Photo by Lars L Iversen
31 Jan 2020 Story Nature Action

New insights into how global change is impacting freshwater environments

Photo by Lars L Iversen

A new global study sheds light on how interactions between specific characteristics of catchments, such as carbon and pollution, affect aquatic plant diversity and function in freshwater environments.

Photosynthesis in many aquatic plants relies on bicarbonate (HCO3−) in addition to carbon dioxide (CO2). The study investigates the link between the two and their impact on  plant distribution.

“Anthropogenic changes are affecting bicarbonate and CO2 concentrations and this may alter the species compositions of freshwater plant communities,” says co-author of the study, Ole Vestergaard, marine and freshwater ecosystems expert at UN Environment Programme (UNEP).

Concentrations of bicarbonate and CO2 vary greatly with catchment geology.

Titled Catchment properties and the photosynthetic trait composition of freshwater plant communities, the study, published in Science, provides insights into the distribution of freshwater plants in response to water chemistry and human impacts.

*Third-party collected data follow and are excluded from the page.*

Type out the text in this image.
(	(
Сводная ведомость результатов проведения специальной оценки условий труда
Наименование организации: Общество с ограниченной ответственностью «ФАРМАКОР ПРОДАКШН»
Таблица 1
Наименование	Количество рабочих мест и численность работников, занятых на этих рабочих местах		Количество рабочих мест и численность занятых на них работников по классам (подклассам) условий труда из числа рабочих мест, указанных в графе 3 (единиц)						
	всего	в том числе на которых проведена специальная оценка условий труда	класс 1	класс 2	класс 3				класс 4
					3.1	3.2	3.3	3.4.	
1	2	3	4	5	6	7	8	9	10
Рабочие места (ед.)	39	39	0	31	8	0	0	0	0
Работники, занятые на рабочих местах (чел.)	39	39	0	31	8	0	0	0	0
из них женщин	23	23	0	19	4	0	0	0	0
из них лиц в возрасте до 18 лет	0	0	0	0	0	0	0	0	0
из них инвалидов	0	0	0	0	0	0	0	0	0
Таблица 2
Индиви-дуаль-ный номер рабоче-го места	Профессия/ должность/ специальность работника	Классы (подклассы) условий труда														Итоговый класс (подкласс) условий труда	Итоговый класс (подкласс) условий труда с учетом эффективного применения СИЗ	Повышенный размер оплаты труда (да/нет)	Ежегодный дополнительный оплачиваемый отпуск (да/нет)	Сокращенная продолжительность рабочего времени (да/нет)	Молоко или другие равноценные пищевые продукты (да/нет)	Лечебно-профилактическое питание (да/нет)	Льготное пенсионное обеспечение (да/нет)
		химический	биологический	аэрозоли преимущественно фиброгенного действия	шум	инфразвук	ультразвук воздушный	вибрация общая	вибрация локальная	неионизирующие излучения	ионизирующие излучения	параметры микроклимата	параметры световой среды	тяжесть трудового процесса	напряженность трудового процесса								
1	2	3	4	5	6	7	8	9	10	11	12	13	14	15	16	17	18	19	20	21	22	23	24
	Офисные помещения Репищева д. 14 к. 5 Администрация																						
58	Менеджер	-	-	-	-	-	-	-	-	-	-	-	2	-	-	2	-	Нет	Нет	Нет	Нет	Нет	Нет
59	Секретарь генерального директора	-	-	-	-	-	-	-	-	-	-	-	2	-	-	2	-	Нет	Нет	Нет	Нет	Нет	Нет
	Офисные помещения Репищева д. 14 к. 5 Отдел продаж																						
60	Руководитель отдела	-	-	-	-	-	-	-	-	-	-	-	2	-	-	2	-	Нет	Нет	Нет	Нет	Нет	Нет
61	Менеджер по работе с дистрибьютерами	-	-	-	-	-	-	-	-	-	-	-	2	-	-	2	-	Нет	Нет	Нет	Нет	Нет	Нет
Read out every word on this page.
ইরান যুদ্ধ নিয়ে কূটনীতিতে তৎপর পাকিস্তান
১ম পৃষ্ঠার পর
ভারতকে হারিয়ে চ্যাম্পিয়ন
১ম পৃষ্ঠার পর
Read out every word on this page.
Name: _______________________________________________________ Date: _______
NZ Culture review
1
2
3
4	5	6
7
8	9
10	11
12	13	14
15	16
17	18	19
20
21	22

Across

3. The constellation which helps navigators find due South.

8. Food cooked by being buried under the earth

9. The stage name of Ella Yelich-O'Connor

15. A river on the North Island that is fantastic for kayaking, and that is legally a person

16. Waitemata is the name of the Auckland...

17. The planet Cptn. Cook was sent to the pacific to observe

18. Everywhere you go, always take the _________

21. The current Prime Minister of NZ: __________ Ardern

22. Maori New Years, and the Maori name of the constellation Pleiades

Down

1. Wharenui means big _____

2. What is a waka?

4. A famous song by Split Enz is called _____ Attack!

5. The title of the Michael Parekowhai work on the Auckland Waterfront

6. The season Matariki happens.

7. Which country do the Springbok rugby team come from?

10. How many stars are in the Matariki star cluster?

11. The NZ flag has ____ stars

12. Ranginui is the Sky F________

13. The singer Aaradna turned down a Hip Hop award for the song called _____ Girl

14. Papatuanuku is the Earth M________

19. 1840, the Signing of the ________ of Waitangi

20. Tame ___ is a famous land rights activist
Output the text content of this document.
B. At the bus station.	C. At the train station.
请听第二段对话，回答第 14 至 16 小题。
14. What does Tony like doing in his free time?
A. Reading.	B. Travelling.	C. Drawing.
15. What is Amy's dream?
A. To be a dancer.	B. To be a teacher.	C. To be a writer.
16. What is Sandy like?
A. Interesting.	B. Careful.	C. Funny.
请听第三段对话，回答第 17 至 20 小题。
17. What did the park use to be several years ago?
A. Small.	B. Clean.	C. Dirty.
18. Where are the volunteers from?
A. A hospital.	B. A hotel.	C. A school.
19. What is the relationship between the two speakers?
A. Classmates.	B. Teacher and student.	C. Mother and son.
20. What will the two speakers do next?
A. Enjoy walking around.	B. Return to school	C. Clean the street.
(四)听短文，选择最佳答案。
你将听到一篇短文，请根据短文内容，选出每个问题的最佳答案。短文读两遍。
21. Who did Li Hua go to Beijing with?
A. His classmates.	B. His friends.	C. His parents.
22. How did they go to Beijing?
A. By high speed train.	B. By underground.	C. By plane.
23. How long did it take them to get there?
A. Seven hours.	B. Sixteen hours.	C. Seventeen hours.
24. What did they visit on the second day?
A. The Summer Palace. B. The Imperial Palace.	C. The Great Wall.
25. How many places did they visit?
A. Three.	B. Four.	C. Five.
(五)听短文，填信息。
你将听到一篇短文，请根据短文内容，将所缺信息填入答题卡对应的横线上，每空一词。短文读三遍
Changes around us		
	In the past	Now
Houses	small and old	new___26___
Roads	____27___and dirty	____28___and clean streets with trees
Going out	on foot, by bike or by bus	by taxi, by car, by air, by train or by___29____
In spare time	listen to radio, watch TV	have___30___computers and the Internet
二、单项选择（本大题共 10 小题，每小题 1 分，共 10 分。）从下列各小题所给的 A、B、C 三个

Reviewing the significance of this research, an Insights piece also published in Science titled Reuniting biogeochemistry with ecology and evolution, says: “The work by Iversen et al. constitutes a breakthrough for at least three reasons. It paves the way for future studies of the impacts of global change on freshwater biodiversity and ecosystem functioning. It highlights the need to develop models for the dynamics of dissolved inorganic carbon in freshwater that go beyond the mainstream focus on CO2 emissions to the atmosphere. And it constitutes a powerful example of integrative ecology across spatial and temporal scales and knowledge domains.”  

image
Human activities and climate change are affecting aquatic plants in ways we are only just beginning to understand. Photo by Ruben Rodriguez Olivares/EBD-CSIC

Driving these changes are human activity and associated pollution: “Anthropogenic changes as a consequence of deforestation, cultivation of land, application of nitrate fertilizers, and reduced atmospheric acid deposition are causing large-scale increases in bicarbonate concentrations,” says the study.

One of the study’s conclusions is that higher bicarbonate concentrations will markedly change species’ composition by allowing tall, fast-growing bicarbonate users to colonize and suppress smaller species adapted to the use of CO2 alone.

Vestergaard says the research “captures the collective effort of a global team of researchers over the past two decades.”